It is a matter of shifting power to the leader as a way of displaying one’s own power onto someone else. The loyalist finds their own power to be scary. With power comes responsibility. Responsibility, in turn, requires free-will and a hint of freedom. As we have already seen, the freedom is not always desired. Thus, the loyalist denies that this power is ultimately their own. Members of an authoritarian group will transfer their personal power onto the leader and hold this person responsible for the enactment of roles and behaviors that they are themselves unwilling to perform for fear of failure, embarrassment, or even success.
The key ingredient in this authoritarian dynamic is the psychological process called projection. This is the process of displacement of power onto another person (or institution) that I just described. Fromm speaks of the power of projection in the establishment of authority in groups. He notes (Fromm, 1941, p. 174) that authority is often vested in the “magic helper,” a person who is conceived by the group “as God, as a principle, or as real persons such as one’s parents, husband, wife, or superior.” Jung’s archetypes come into play here. The group members, in essence, “fall in love” with the group leader and invest this person with miraculous and numinous powers.
The psychodynamic theorist, Wilfred Bion (1961), would identify these powers as being of one or more of three types. First there is the power of wisdom. There is a shared assumption of dependency on the part of group members. Only the leader has sufficient experience and proven success to direct our future actions. A second Bionian source of power is courage. This source is based on an assumption that there is an enemy against which we must defend ourselves. Only the leader has sufficient commitment and strength to successful defeat this threatening outside force. The third source of power from a leader, according to Bion, is vision. The dominant assumption is that only the leader has a compelling narrative to share regarding where we can find an ideal state—a new Jerusalem from which flows all healing and beneficent waters.

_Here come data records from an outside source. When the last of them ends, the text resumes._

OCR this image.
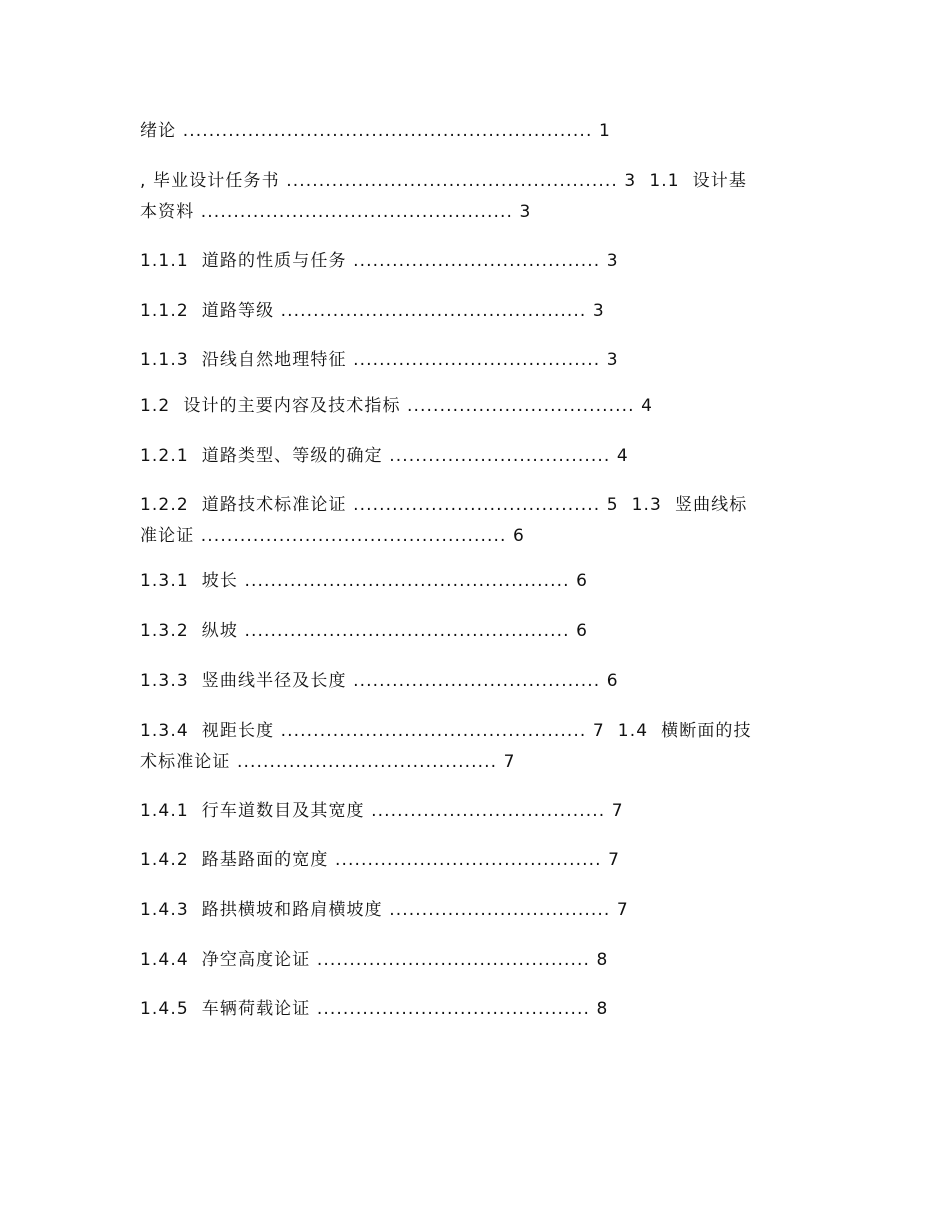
绪论 ............................................................... 1
, 毕业设计任务书 ................................................... 3  1.1  设计基
本资料 ................................................ 3
1.1.1  道路的性质与任务 ...................................... 3
1.1.2  道路等级 ............................................... 3
1.1.3  沿线自然地理特征 ...................................... 3
1.2  设计的主要内容及技术指标 ................................... 4
1.2.1  道路类型、等级的确定 .................................. 4
1.2.2  道路技术标准论证 ...................................... 5  1.3  竖曲线标
准论证 ............................................... 6
1.3.1  坡长 .................................................. 6
1.3.2  纵坡 .................................................. 6
1.3.3  竖曲线半径及长度 ...................................... 6
1.3.4  视距长度 ............................................... 7  1.4  横断面的技
术标准论证 ........................................ 7
1.4.1  行车道数目及其宽度 .................................... 7
1.4.2  路基路面的宽度 ......................................... 7
1.4.3  路拱横坡和路肩横坡度 .................................. 7
1.4.4  净空高度论证 .......................................... 8
1.4.5  车辆荷载论证 .......................................... 8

We project our own wisdom, courage and vision onto the leader because these personal sources of power (and responsibility) are much too frightening. They are ingredients of a psychic storm. Furthermore, with the assignment of power to the leader, we avoid the process that Bion (1995) (and his fellow object-relations based psychoanalysts) call the process of metabolism. This somewhat obscure term is used to label the psychological dynamics associated with making more manageable the anxiety associated with what I am calling the psychic storm.